A Comissão de Juventude será composta por todos os militantes de base da UJC que estão na UCL (membros-natos) e pelos militantes da UJC eleitos em sua respectiva etapa Regional/Local de Conferência. Os membros da juventude que fazem parte do UCL podem, caso queiram, não compor a CJ, sobretudo para evitar acúmulos de tarefas (como ser membro de mais de uma comissão, não correr o risco de atrapalhar a assistência de um CL e etc).

Seu trabalho político será de intermediar as demandas postas pelo Partido e pela CNJ junto as bases. A recomendação é de terem as secretarias política, de organização, de agit e prop e, caso precise, de alguma específica para cada área de atuação existente em sua “jurisdição” como Sec de Mov. Est., Sec de Jovens Trabalhadores e etc...

As CJs prestarão assistência direta ao Comitê Local (junto à assistência da UCL) ou, caso haja necessidade, fundarão uma Comissão Local de Juventude (CLJ); nesse caso, prestará assistência ao CLJ junto com a Secretaria de Juventude da CL. 

Como instância “sub-intermediária”, e ainda mais prática, a CLJ não precisará de nenhuma outra secretaria a não ser secretaria de organização e política (e se precisar, alguma específica para cada área de atuação existente em sua “jurisdição” como Sec de Mov. Est., Sec de Jovens Trabalhadores).

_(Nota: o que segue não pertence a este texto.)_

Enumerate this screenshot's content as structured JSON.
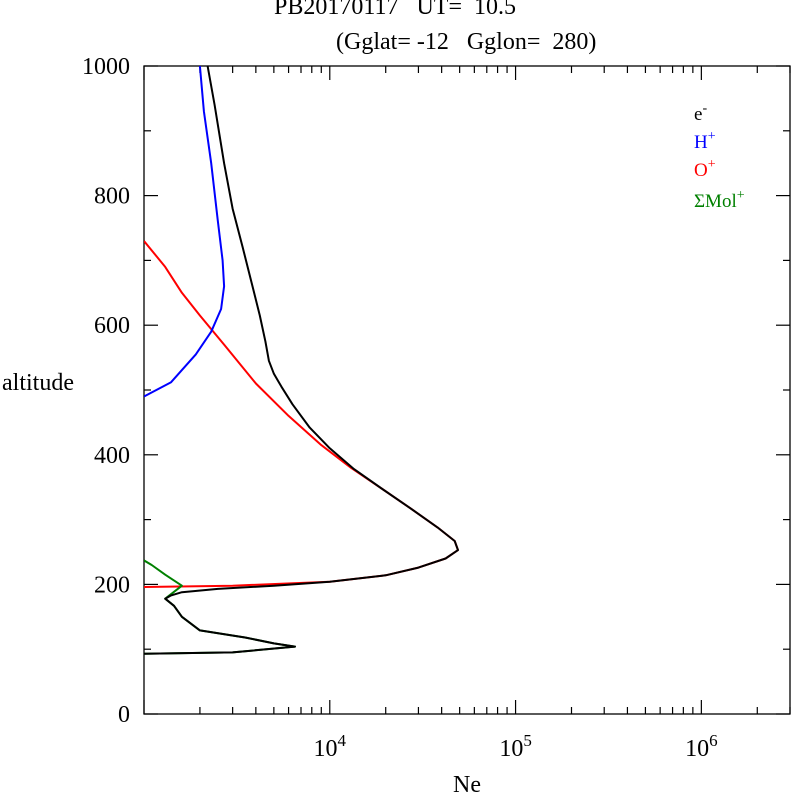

A Comissão Local de Juventude (CLJ) só ocorrerá quando houver muitas células de juventude (células da UJC) e surja a demanda de um acompanhamento mais específico e próximo por parte da direção superior. Não havendo CLJ, o CL assiste a célula de juventude. Havendo CLJ, a própria CLJ assiste suas células de juventude.

A Comissão Local de Juventude será composta por todos os militantes de base da UJC que estão no CL (membros-natos) e pelos militantes da UJC eleitos em sua respectiva etapa Local de Conferência. Os membros da juventude que fazem parte do CL podem, caso queiram, não compor a CLJ, sobretudo para evitar acúmulos de tarefas (como ser membro de mais de uma comissão, não correr o risco de atrapalhar a assistência de uma célula e etc).

As células de juventude cotizarão para seu respectivo CL, uma vez que as comissões de juventude não terão vida financeira própria (quaisquer dinheiros ganhos por elas devem ser passados integralmente ao seu comitê superior). Ao mesmo tempo, os comitês (de local ao central) deverão prestar, além da assistência política, também a assistência financeira às comissões de juventude e/ou as células de juventude, bem como acompanhar e dirigir os trabalhos das demais secretarias que não tenha nas comissões de juventude (como direcionar formações, ajudar nas agitações e propagandas das páginas de juventude se houver, ajudar nas finanças e etc... – enfim, fazer o trabalho com as células da UJC o que faria com as células que não são da juventude).

MAS O QUE MUDOU?

Em primeiro lugar, o próprio fato dos membros da UJC serem considerados membros do Partido, podendo ter direito a voz e voto nos congressos, conferencias e ativos e podendo ser votados para CLs, UCLs e CC.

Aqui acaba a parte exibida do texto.